The dramatic decline in biodiversity could ultimately pose a threat to our food. The Food and Agriculture Organization of the United Nations (FAO ) warns today today today, 75% of the planet’s food comes from barely 12 plant species and five animal species. Barely three bowls of cereal (rice, corn, wheat) alone produce 60% of the calories and proteins consumed by humans.

A disease affecting these varieties could therefore lead to widespread famine. In the XVIII century, mildew has so decimated the fields of Potatoes in Ireland, causing the death of a million people. In the field of fishing, many stocks are largely overexploited. There may not be any fish left in Asia-Pacific by 2048, according to IPBES.

An uncontrollable epidemic

A great classic of Hollywood films, the destructive virus eradicating humanity in a few weeks is also one of the favorite themes of conspirators. In March 2018, the World Health Organization alerted to a mysterious “Disease X”, capable of causing a global pandemic “never seen”.

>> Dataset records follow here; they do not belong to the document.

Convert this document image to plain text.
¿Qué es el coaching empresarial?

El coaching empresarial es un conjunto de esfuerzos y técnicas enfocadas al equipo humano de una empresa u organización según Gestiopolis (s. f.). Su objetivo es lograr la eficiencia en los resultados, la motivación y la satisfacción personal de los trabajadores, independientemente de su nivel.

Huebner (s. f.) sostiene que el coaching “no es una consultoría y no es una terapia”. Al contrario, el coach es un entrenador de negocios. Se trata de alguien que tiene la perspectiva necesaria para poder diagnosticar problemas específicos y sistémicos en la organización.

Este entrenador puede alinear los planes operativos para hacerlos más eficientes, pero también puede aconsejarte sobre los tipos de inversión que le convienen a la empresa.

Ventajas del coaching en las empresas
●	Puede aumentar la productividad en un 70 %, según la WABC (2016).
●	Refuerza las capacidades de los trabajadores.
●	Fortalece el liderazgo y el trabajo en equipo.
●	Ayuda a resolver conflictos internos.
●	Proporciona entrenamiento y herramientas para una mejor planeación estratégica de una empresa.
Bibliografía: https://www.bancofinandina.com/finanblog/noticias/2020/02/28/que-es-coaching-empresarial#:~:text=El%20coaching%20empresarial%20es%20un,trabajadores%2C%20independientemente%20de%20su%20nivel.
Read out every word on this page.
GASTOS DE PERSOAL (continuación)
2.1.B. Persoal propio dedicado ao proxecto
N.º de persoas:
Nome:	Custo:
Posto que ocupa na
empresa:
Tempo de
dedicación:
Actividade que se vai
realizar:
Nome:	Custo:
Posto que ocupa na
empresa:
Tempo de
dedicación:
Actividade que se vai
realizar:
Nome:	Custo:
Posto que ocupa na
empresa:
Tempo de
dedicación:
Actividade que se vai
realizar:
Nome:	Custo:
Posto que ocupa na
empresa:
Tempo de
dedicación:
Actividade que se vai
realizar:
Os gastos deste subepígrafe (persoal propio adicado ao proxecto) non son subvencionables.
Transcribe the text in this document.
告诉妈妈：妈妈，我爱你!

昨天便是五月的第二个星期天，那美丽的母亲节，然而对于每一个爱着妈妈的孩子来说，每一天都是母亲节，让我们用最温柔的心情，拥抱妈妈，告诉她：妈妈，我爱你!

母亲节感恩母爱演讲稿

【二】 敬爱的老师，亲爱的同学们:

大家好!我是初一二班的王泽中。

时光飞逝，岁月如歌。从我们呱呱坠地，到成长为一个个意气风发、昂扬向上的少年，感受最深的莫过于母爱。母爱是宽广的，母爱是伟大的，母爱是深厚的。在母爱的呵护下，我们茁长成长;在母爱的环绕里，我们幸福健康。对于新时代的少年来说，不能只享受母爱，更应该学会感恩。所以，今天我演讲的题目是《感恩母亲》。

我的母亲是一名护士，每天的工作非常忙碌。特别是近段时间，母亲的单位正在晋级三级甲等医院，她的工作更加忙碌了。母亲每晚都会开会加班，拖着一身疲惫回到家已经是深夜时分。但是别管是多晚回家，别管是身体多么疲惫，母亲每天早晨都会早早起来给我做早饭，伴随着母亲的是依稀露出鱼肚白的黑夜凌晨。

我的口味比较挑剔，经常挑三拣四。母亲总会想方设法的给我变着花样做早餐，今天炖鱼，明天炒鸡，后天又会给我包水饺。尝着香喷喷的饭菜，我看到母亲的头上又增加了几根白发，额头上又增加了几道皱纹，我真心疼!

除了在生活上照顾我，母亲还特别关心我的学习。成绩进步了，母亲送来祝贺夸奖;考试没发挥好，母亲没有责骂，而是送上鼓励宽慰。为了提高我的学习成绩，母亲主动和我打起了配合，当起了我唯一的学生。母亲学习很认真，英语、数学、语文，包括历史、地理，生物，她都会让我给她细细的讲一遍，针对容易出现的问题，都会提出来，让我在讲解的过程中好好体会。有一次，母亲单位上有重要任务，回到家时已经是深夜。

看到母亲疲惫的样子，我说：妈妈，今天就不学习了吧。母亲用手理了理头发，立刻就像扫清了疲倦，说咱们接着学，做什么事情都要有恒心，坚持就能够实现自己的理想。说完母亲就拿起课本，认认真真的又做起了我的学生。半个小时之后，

This future disease could come from a genetic manipulation accident, a terrorist act, or a leak from a laboratory, but it is more likely to arrive in humans through animal transmissions, such as the Ebola virus or the H1N1 flu. . However, it is unlikely that a virus will succeed in eradicating the whole of humanity: it never has an interest in killing all the infected hosts because, in this case, it can no longer reproduce and continue. its expansion.

A cosmic bombardment

The collision between two neutron stars and the explosion of a black hole would produce formidable gamma-ray bursts. These massive fluxes of gamma rays ionize molecules in the atmosphere, destroying the ozone layer. Without this protective screen, the dose of UVB rays would reach a level lethal for phytoplankton, at the base of the food chain, and responsible for half of the photosynthetic activity of the planet.

Such a gamma-ray burst is undoubtedly at the origin of the great extinction of the Ordovician, 450,000 million years ago, when about 60% of marine invertebrate species suddenly disappeared. It is also necessary for a gamma-ray burst to cross the orbit of the Earth in a sufficiently close perimeter, which remains highly improbable.